Her breath hitched. Fled entirely when I trailed higher, creeping closer to the apex of her thighs, hidden by the tunic swallowing her lithe frame. Supple muscles relaxed under my care, only to tighten in time with the chain linking us together.
Like a feral beast, it demanded I claim something from my mate.
These touches were not satiating its desire.
Or mine.
Fury and self-loathing slithered in my veins from how much I was enjoying this.
“Tell me something good you did.”
The request caught me off guard, and I stared at Sylaira.

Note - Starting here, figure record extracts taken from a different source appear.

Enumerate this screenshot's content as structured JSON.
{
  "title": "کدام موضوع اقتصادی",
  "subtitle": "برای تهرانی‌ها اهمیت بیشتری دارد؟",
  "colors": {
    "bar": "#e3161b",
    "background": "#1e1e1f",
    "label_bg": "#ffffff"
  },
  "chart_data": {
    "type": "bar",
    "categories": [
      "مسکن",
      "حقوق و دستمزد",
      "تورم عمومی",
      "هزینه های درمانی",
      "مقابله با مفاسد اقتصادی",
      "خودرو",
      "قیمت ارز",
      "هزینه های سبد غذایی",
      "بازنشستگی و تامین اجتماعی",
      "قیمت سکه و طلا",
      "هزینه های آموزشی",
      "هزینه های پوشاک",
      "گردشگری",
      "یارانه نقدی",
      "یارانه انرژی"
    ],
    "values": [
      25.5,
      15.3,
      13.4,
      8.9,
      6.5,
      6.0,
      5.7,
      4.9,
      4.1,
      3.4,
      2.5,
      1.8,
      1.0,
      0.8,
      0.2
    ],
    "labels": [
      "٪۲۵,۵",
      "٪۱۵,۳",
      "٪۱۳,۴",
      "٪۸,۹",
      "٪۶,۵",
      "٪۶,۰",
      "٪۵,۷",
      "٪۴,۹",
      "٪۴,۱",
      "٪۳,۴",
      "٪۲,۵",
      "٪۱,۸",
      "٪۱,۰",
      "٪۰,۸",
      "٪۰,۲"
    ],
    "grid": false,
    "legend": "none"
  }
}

Good and me in the same sentence?
The earnestness in her gaze made me want to confess every act of kindness, no matter how small, if only to offset the list of grievances she carried against me.
“Other than saving Ilae and Ysolthe’s clutch? I don’t force my svaethi to tithe.”
There wasn’t much good I was allowed to do, given my position. My duty was to enforce the rules my sister and the Koron laid out. But this one, in my svaethi, I’d abolished once my father died.
Her mouth dropped open fully then. “You’re lying.”
“Never to you,” I murmured. “There would be no point when our every thought and feeling are shared.”
“Unless I’m blocking you out,” she countered.
A smirk tugged up the corner of my lips. “Which you do exceptionally well. But no, I have no need of their crops or coin. I haven’t been there in…a long time. They are better off keeping it or selling it. All my needs are taken care of by the crown.”